Avertissement : Cette page est une traduction automatique de cette page à l'origine en anglais. Veuillez noter puisque les traductions sont générées par des machines, pas tous les traduction sera parfaite. Ce site Web et ses pages Web sont destinés à être lus en anglais. Toute traduction de ce site et de ses pages Web peut être imprécis et inexacte, en tout ou en partie. Cette traduction est fournie dans une pratique.

Risque de calculs rénaux augmentant parmi des femmes

Le risque de femmes développant des calculs rénaux monte, de même que le nombre de cas étant vus aux services des urgences des États-Unis, alors que le régime de l'hospitalisation pour le trouble est demeuré stable.

Ceux sont parmi les découvertes d'une étude neuve aboutie par les chercheurs d'hôpital de Henry Ford qui se sont mis à regarder des tendances dans les visites, l'hospitalisation et les frais au cours d'une période de quatre ans pour les patients qui sont allés aux services des urgences d'hôpital des États-Unis pour la demande de règlement des calculs rénaux.

« Tandis que le nombre de patients rendant visite au service des urgences avait augmenté au-dessus de cette période de temps, c'était des femmes qui ont eu l'augmentation la plus grande des visites, » dit Khurshid R. Ghani, M.D., de l'institut d'urologie de Vattikuti de Henry Ford et de l'auteur important de l'étude.

L'étude est publiée en ligne dans le tourillon de l'urologie.

Citant les études basées sur la population récentes qui ont montré une augmentation des calculs rénaux parmi des femmes, M. Ghani dit que les découvertes de son équipe dans l'ER fournissent davantage de preuve que le risque de pierres chez les femmes semble augmenter.

Les « femmes sont obèses de plus en plus étant.

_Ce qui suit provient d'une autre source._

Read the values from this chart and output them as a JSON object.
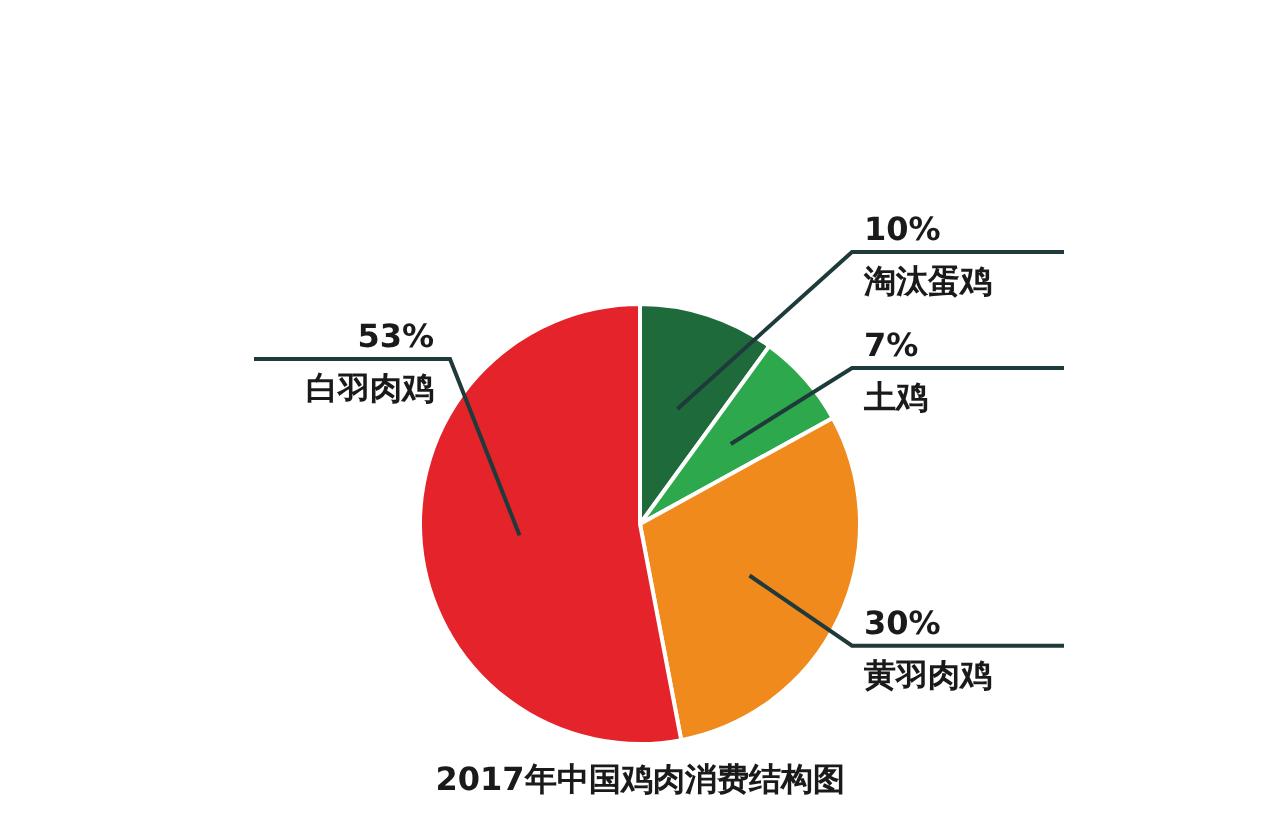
{
  "chart_data": {
    "type": "pie",
    "title": "2017年中国鸡肉消费结构图",
    "categories": [
      "淘汰蛋鸡",
      "土鸡",
      "黄羽肉鸡",
      "白羽肉鸡"
    ],
    "values": [
      10,
      7,
      30,
      53
    ],
    "value_labels": [
      "10%",
      "7%",
      "30%",
      "53%"
    ],
    "colors": [
      "#1e6a3a",
      "#2ea84c",
      "#f08a1c",
      "#e4232b"
    ]
  }
}
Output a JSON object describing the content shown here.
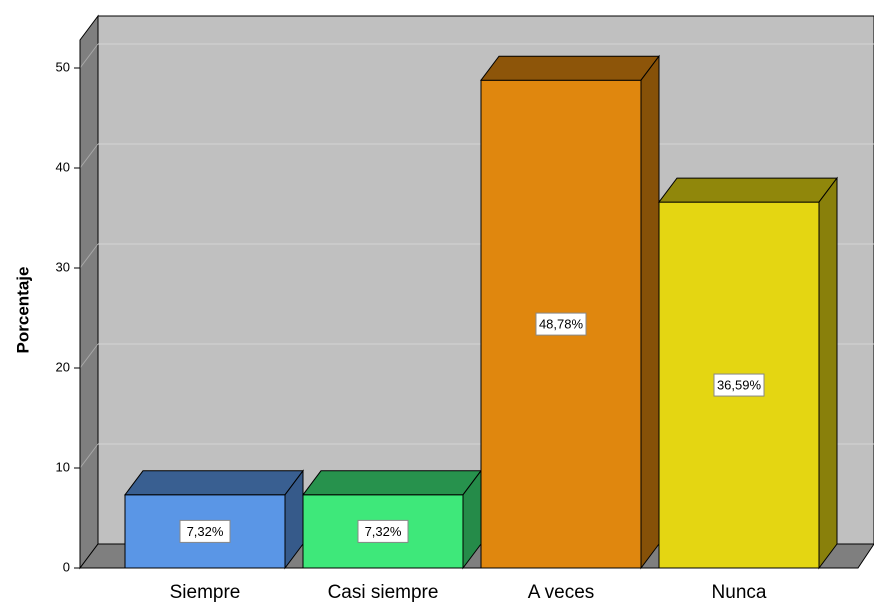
{
  "chart_data": {
    "type": "bar3d",
    "y_label": "Porcentaje",
    "categories": [
      "Siempre",
      "Casi siempre",
      "A veces",
      "Nunca"
    ],
    "values": [
      7.32,
      7.32,
      48.78,
      36.59
    ],
    "value_labels": [
      "7,32%",
      "7,32%",
      "48,78%",
      "36,59%"
    ],
    "colors": [
      "#5a96e6",
      "#3ee87a",
      "#e0870e",
      "#e4d612"
    ],
    "ylim": [
      0,
      52.8
    ],
    "yticks": [
      0,
      10,
      20,
      30,
      40,
      50
    ],
    "grid": true
  }
}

L'obésité est un facteur de risque majeur pour développer un calcul rénal. Et une chose fascinante au sujet des femmes contre les hommes est les femmes obèses sont pour développer une pierre qu'un homme obèse, » dit M. Ghani.

Les données brutes entraînantes de l'échantillon au niveau national de service des urgences (NEDS), l'équipe de recherche ont recherché des visites relatives de service des urgences à partir de 2006-2009. Ils ont trouvé un total de plus de 3,6 millions de visites pour les pierres supérieures de voies urinaires.

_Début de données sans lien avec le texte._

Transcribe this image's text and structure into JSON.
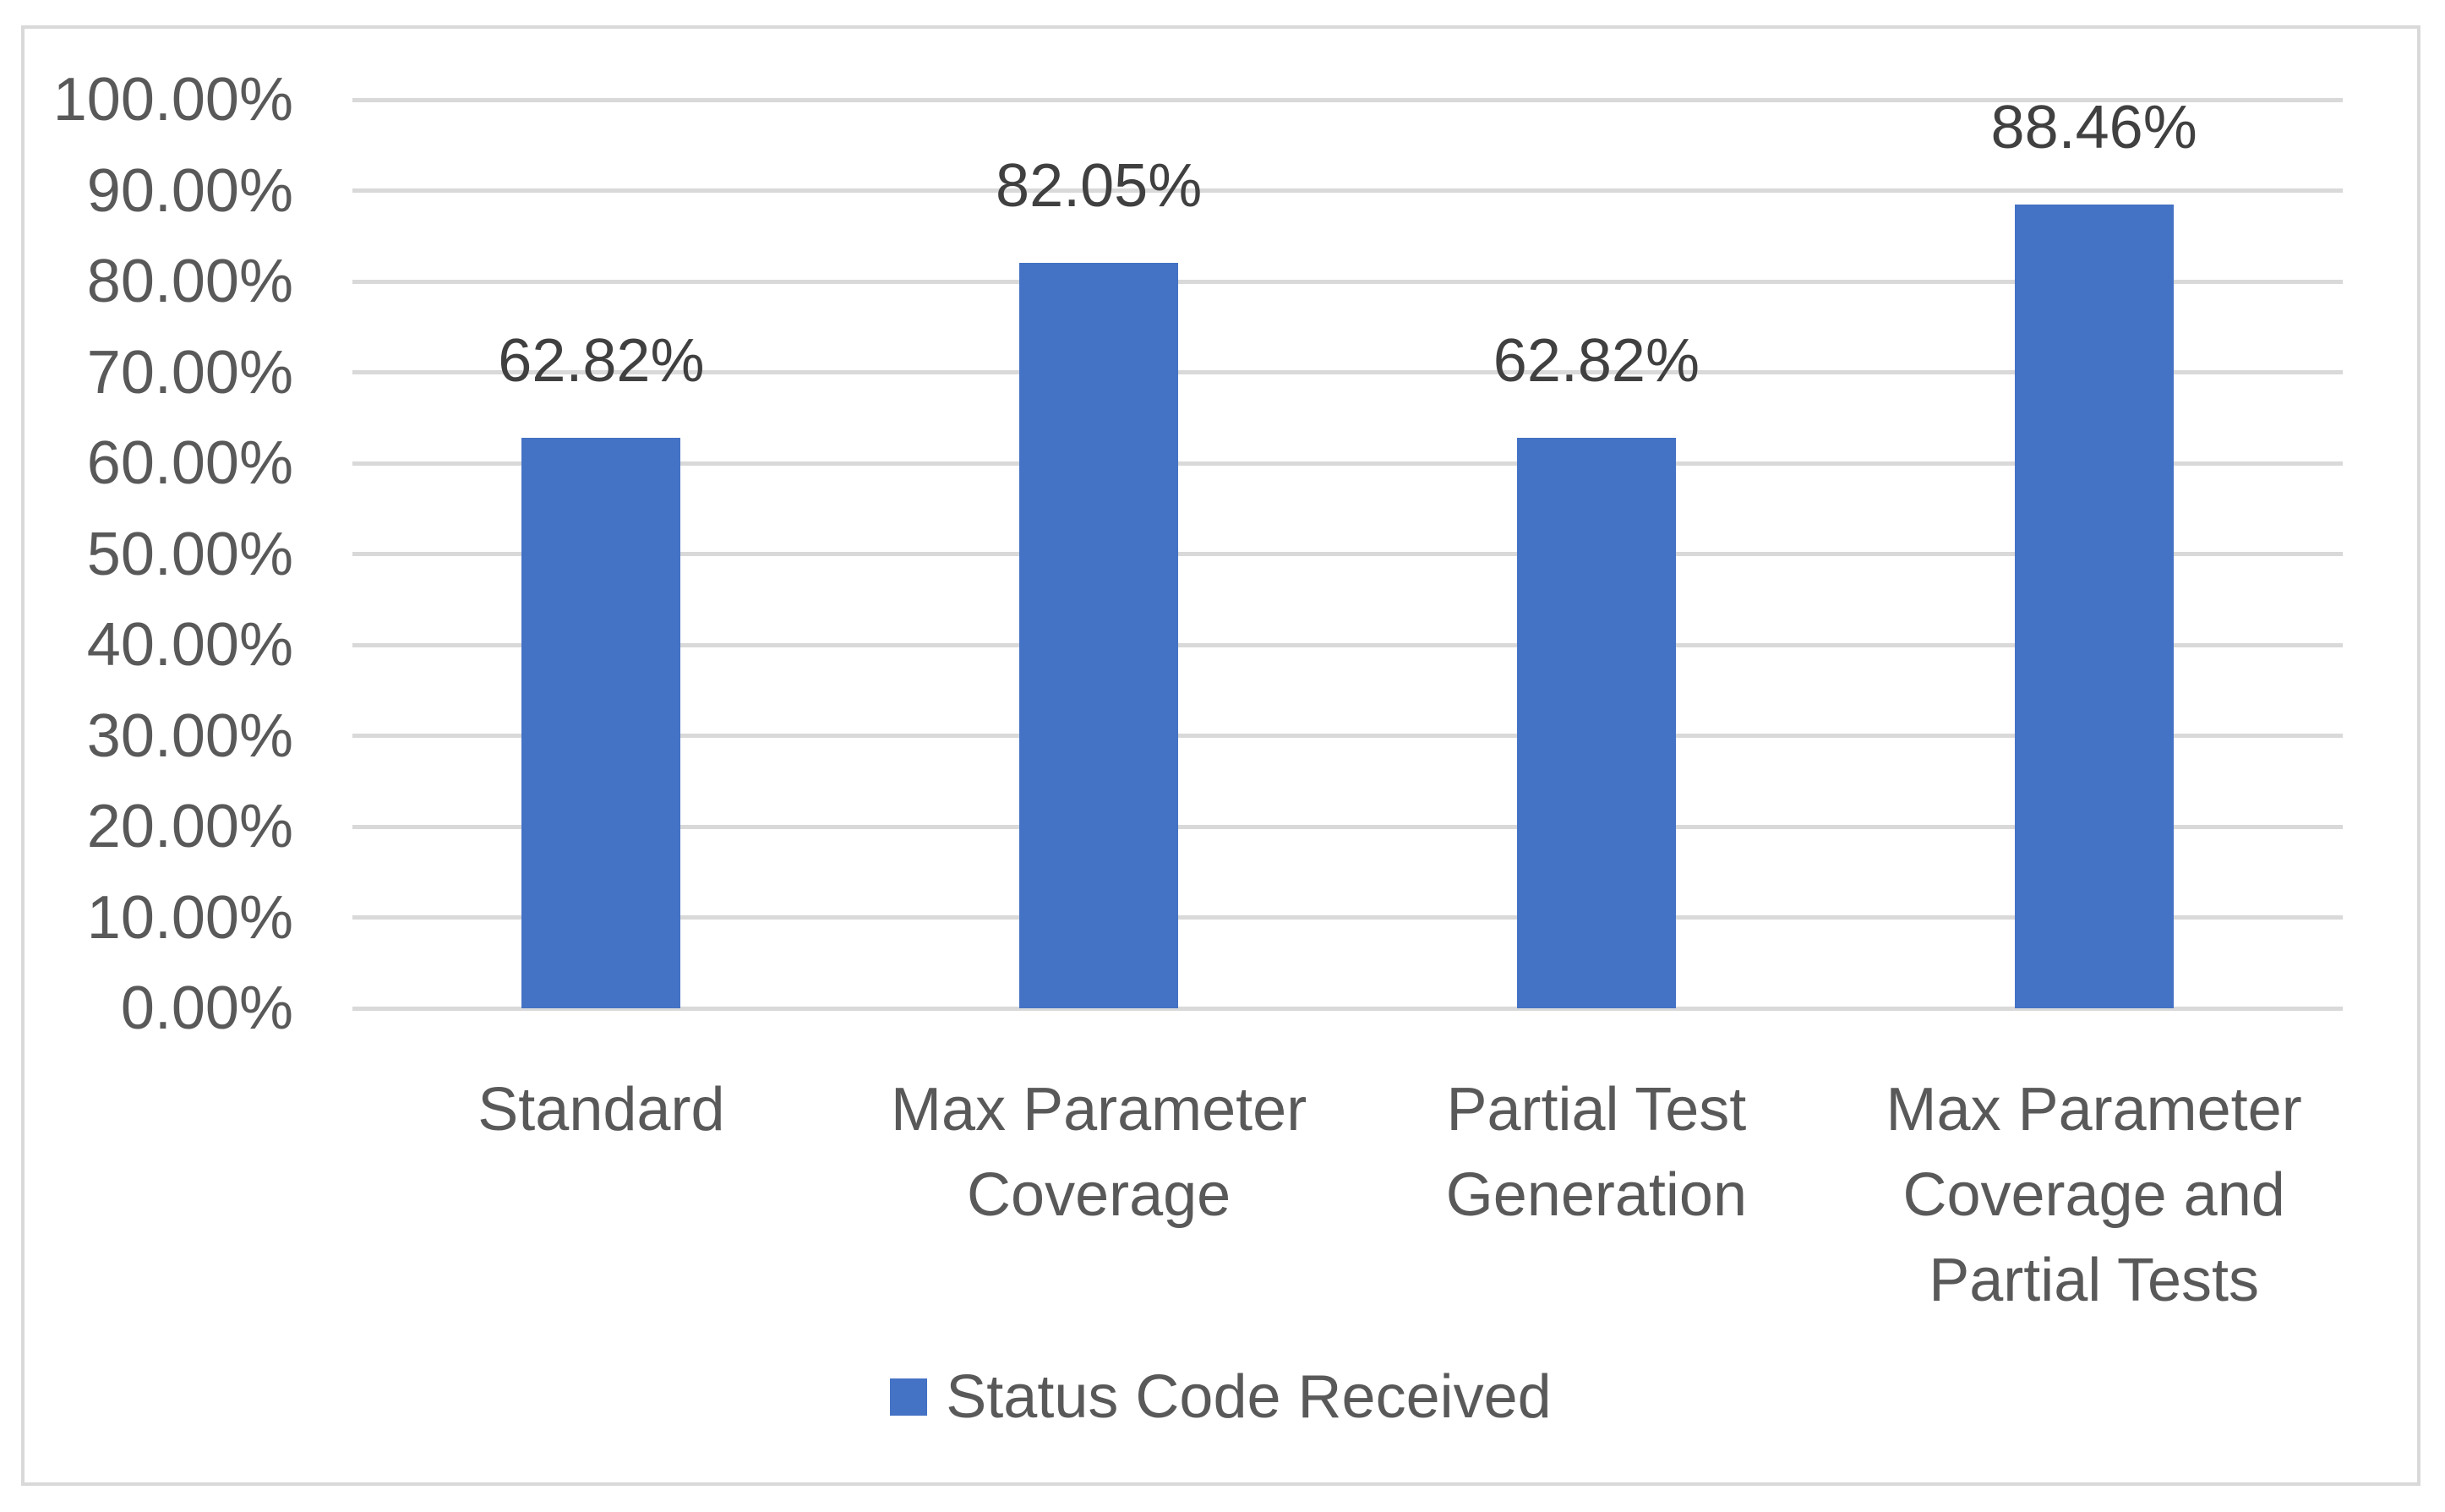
{
  "chart_data": {
    "type": "bar",
    "title": "",
    "categories": [
      "Standard",
      "Max Parameter Coverage",
      "Partial Test Generation",
      "Max Parameter Coverage and Partial Tests"
    ],
    "series": [
      {
        "name": "Status Code Received",
        "values": [
          62.82,
          82.05,
          62.82,
          88.46
        ],
        "data_labels": [
          "62.82%",
          "82.05%",
          "62.82%",
          "88.46%"
        ],
        "color": "#4472C4"
      }
    ],
    "ylim": [
      0,
      100
    ],
    "ytick_step": 10,
    "ytick_labels": [
      "0.00%",
      "10.00%",
      "20.00%",
      "30.00%",
      "40.00%",
      "50.00%",
      "60.00%",
      "70.00%",
      "80.00%",
      "90.00%",
      "100.00%"
    ],
    "grid": true,
    "legend_position": "bottom"
  },
  "legend": {
    "items": [
      {
        "label": "Status Code Received",
        "color": "#4472C4"
      }
    ]
  },
  "colors": {
    "background": "#FFFFFF",
    "frame_border": "#D9D9D9",
    "gridline": "#D9D9D9",
    "bar": "#4472C4",
    "axis_text": "#595959",
    "data_label_text": "#404040"
  }
}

Au cours de la période de réflexion, l'incidence du trouble a monté de 289 à 306 selon 100.000 personnes. Parmi le groupe de travail, 12 pour cent ont été hospitalisés en raison de leurs visites et les régimes sont demeurés stables au cours de la période de réflexion.

« Je pense pendant les 10 dernières années, la voie que les urologues managent des patients de calcul rénal dans l'ER a changé spectaculaire, » dit M. Ghani. « Aujourd'hui, le médecin de service des urgences et l'urologue ont accès à de meilleurs outils de diagnostic qui tiennent compte d'un diagnostic plus précis. Nous employons une tomodensitométrie, qui est un test rapide qui tient compte d'un diagnostic immédiat et est procurable à chaque service des urgences.

Un « meilleur diagnostic peut contribuer à nos découvertes que des patients ne sont pas admis à l'hôpital aussi fréquemment qu'ils ont eu dans le passé. En outre, le médicament peut aider avec la canalisation spontanée de ces pierres. Comme résultat, certains de ces patients peuvent être en toute sécurité managés par le système de patient avec des visites complémentaires. »

Pour ceux qui obtiennent a admis à l'hôpital, l'étude a prouvé que la probabilité la plus élevée a été liée à la sepsie, ou l'infection de sang, qui peut parfois se produire quand la pierre entraîne une obstruction et une infection urinaire.

Spécialement, les frais pour des visites de service des urgences ont atteint $5 milliards en 2009 des dollars $3,8 milliards en 2006.

« Une des raisons possibles de l'augmentation des frais est l'utilisation d'une tomodensitométrie de diagnostiquer un calcul rénal, » M. Ghani dit.

Il y a « quinze ans, environ 5-10 pour cent de patients rendant visite au service des urgences pour un calcul rénal obtiendraient une tomodensitométrie. Aujourd'hui, 70 pour cent de patients qui rendent visite au service des urgences obtiennent une échographie. Tandis qu'ils sont des outils merveilleux de technologie qui permettent un diagnostic précis, ils sont chers, » dit M. Ghani.